Quick Crops for Veggie Gardeners

Submitted by on June 1, 2014 – 8:18 amNo Comment

radish-rivoli-hybrid_park-seed Special to Road Trips for Gardeners
By Park Seed

Forget the image of long rows of cabbages, towering spires of corn, and fields of pumpkins. Today’s home vegetable garden is more likely to revolve around the backyard deck, the flowering annual bed, and even the kitchen.

As Americans yearn for fresh local food yet have less time and space than ever to grow a big garden, vegetable growers are finding ways to keep the harvests coming more quickly and deliciously than would have been possible even a decade ago.

One secret is the new-found popularity of baby veggies. At first it was just lettuces and other greens, but now everything from cucumbers to squash can be harvested weeks earlier, in mini form. This cuts growing time dramatically, making it possible to grill up that delectable caponata just 45 days after transplanting Patio Baby Eggplant into containers. Want to grow your own mega-healthy spinach salad? Novico Hybrid Spinach is ready in just 25 days.
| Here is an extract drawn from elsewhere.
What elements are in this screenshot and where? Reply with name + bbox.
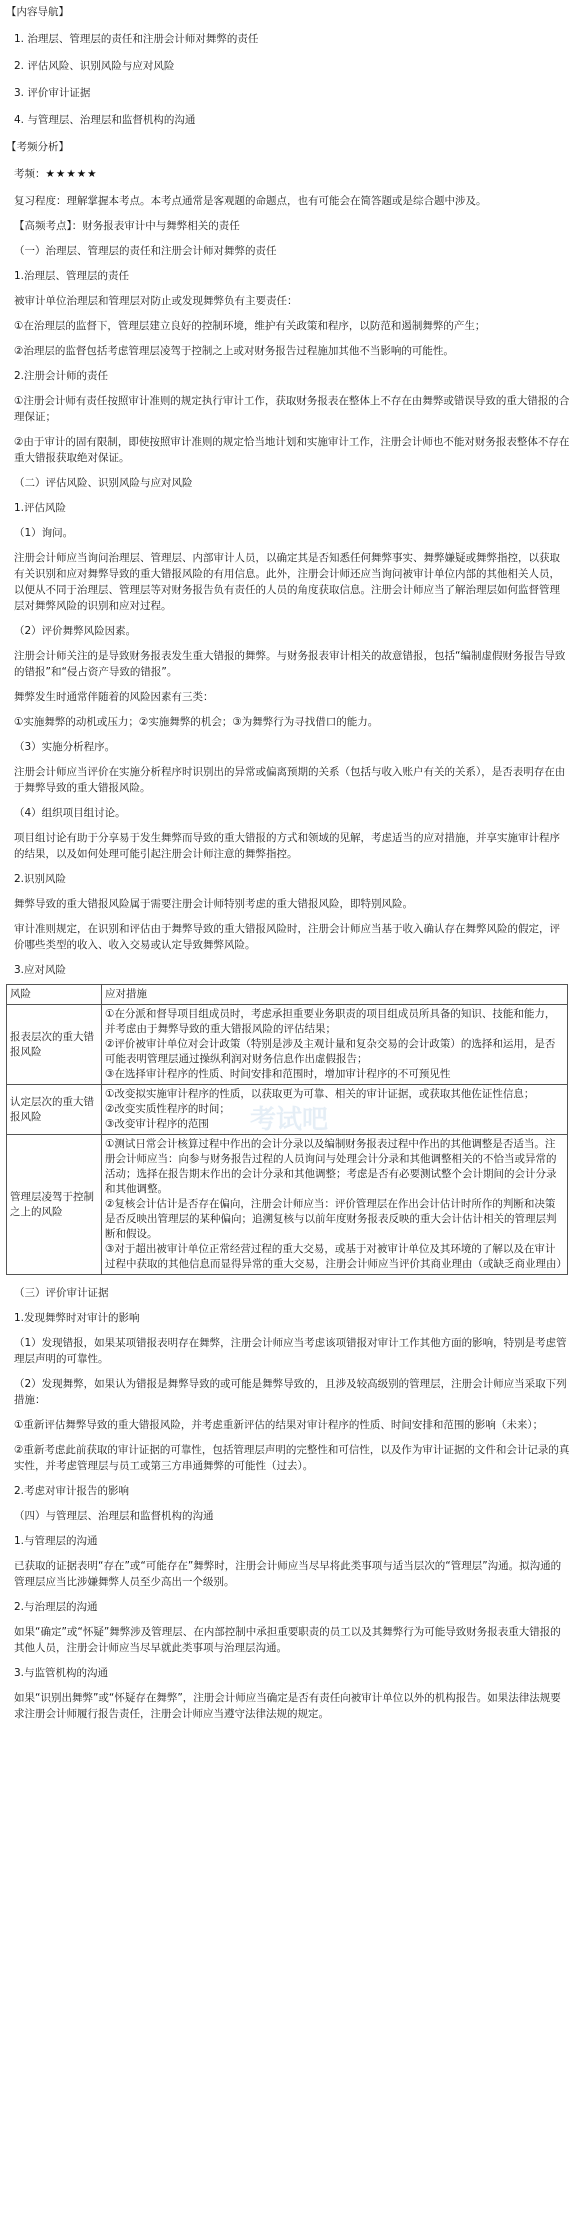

Another factor contributing to the “instant gratification” of today’s home vegetable gardens is the rediscovery of naturally quick crops. The humble spring radish, a root that matures within just a few weeks of sowing, is gaining in popularity. It’s ridiculously easy to grow: just pop the seeds into any sunny garden spot or container, water well, and within days green shoots are pushing up. When it’s time to harvest, simply grasp the leaves and pull. Like a buried Easter egg, the colorful radish appears. It’s no surprise, then, that Rivoli Hybrid Radish, a gorgeous bright red variety that holds very well, has been named a 2014 All-America Selection.

Of course, greens are the original quick crops, and many begin setting tasty leaves just a few weeks after sowing. Cut-and-come-again varieties — loose-leaf lettuces, spinach, Swiss chard, and mustard greens, among others — set new leaves to replace those that are picked, so the harvest continues all season.

Gardens with at least a few feet of sunny soil can support a big, quick crop of summer squash. “Baby” forms are now available — Poquito Hybrid is a particularly charming little zucchini, ready in just 40 days — but even the full-sized versions of crookneck, straightneck, pattypan, scallop, and zucchini usually go from seed to table in just two months.

And if horizontal space is in short supply in the garden, go vertical with snow peas and green beans. These vining plants can be trained upward through chain-link fences, trellises, and other supports. Beans, peas, and other legumes belong in every garden, because in addition to the goodness of their crops, the plants feed the soil, improving its quality for next season.

And finally, the ultimate quick crop is sprouts, which you can grow right in the kitchen in just a few days. Packed with anti-oxidants and crunchy, nutty flavor, sprouts are terrific additions to sandwiches and salads. No soil or sunshine needed here — just a container, a bit of water, and seeds. Gardening has never been so easy or delicious.